Thursday, August 14, 2014
'Braineater Jones' (Book Review)
I'm always interested in authors putting a new slant on a familiar idea, and there's few horror themes more familiar these days than zombies. Braineater Jones provides an interesting take on the undead standard by mashing it up with a hard-boiled detective novel to create a "horror noir" mystery, with plenty of gross outs and obscure 1930's slang.
Our main character "wakes up dead", face down in swimming pool with no clue how he got there or who murdered him. All he knows is there's a hole in his chest, and he isn't breathing. He takes on the moniker of "Braineater Jones" and narrates the story via a series of journal entries as he unravels the mysteries of his murder in a strange city populated by the living dead.

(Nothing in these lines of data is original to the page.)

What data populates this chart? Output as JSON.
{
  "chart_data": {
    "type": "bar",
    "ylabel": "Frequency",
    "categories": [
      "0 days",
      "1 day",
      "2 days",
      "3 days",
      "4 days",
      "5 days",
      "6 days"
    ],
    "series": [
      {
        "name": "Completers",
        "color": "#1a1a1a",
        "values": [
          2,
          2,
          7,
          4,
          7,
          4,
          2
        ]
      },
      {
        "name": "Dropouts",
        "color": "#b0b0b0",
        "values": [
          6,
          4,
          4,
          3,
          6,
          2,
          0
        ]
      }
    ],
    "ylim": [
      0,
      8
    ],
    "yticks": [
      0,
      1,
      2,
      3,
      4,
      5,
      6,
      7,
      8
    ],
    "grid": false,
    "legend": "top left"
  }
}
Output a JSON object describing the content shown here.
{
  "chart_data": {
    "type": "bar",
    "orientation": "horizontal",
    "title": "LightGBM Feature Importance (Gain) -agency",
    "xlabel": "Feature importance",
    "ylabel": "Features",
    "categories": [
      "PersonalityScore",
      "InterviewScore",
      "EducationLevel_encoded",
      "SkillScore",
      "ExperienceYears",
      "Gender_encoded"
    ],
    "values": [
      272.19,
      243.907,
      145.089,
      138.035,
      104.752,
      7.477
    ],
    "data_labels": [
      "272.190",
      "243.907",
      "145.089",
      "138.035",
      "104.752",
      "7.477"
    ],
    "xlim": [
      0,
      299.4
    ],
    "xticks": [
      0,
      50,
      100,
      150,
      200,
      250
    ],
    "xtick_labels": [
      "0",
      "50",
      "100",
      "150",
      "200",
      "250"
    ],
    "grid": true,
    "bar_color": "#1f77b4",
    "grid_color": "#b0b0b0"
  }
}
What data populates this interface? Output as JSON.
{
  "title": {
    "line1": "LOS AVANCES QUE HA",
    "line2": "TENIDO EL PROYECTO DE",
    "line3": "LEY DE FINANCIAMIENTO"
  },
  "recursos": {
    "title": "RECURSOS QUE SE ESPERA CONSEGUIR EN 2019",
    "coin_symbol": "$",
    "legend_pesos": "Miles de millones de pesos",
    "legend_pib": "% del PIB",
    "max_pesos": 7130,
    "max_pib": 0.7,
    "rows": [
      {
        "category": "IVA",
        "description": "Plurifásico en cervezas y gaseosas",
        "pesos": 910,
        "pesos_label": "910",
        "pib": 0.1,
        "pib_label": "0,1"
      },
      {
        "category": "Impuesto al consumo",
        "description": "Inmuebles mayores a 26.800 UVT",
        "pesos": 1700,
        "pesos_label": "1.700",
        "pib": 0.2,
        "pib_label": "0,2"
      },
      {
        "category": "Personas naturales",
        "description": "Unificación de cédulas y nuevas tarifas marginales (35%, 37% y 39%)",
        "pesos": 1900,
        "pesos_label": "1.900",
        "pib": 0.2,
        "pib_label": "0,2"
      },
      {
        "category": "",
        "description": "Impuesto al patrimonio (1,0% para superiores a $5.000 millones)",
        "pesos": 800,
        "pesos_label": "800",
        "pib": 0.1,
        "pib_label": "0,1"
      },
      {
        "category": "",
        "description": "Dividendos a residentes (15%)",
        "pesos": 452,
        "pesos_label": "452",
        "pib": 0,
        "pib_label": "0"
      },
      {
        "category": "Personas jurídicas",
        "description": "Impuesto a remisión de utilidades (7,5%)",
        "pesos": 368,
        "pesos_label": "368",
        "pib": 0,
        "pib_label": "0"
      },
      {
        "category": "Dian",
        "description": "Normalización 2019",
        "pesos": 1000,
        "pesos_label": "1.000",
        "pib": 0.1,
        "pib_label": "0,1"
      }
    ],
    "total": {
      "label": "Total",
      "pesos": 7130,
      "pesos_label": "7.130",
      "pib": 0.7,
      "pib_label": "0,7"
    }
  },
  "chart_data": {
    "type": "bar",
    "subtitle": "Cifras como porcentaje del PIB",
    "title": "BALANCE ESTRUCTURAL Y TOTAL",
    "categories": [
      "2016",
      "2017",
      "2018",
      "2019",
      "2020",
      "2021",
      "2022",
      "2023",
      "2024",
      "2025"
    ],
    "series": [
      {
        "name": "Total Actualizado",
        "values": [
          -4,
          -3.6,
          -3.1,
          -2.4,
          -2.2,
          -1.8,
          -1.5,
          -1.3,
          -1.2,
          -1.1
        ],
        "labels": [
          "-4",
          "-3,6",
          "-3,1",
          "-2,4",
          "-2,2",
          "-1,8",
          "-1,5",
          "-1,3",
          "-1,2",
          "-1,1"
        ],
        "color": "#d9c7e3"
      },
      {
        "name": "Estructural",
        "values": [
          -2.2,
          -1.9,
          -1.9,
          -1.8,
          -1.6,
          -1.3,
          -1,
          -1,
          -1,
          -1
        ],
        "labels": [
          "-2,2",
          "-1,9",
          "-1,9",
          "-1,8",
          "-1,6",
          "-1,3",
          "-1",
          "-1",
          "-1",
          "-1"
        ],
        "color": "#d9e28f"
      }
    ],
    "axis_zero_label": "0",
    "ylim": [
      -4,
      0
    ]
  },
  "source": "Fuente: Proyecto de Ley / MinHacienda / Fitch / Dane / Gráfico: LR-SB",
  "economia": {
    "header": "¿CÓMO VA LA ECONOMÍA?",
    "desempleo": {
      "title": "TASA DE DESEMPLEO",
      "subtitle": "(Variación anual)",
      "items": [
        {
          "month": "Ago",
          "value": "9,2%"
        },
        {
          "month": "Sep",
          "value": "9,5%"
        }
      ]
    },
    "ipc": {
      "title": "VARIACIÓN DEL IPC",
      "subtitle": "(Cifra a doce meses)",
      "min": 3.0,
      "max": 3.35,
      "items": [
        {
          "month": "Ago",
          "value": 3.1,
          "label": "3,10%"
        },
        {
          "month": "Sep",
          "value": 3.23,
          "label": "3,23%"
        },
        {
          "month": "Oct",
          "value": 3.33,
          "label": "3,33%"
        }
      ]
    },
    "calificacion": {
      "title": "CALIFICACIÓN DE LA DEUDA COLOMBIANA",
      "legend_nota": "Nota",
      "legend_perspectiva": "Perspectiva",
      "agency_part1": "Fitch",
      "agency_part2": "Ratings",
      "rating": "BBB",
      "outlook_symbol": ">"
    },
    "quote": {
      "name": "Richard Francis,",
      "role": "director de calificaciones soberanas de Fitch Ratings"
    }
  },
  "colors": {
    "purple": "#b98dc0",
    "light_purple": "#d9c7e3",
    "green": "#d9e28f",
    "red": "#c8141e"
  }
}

Jones soon learns that he'll need to regularly imbibe booze if he wants to refrain from chowing down on human flesh, but it's a little tricky in a prohibition-era metropolis. With the help of his severed-head sidekick Alcibe, our hero provides his services as a Private Eye; encountering twists, turns, and thugs-a-plenty while making enough cash to buy some much needed hooch.
This definitely isn't your typical zombie novel. In fact, I dare say I've never read anything quite like it, and that's a bold statement considering the amount of time I spend on the internet. Kozeniewski injects a dark sense of humor into the entire story, and it was refreshing to see so many original spins on typical tropes. It was also an easy read (even considering the author's forward about the heavy use of time period lingo) and never lagged at any point.
Braineater Jones is appealing in many ways. As a dark comedy; as a fresh take on a well worn horror sub-genre; and as a strangely divisive take on the pulp detective rag. Featuring quality writing throughout, I can easily recommend it to anyone whose looking for something a little different, and isn't afraid to see some classic undead themes turned on their (decapitated) heads.
Reviewed (copy provided) on Kindle. 234 pages.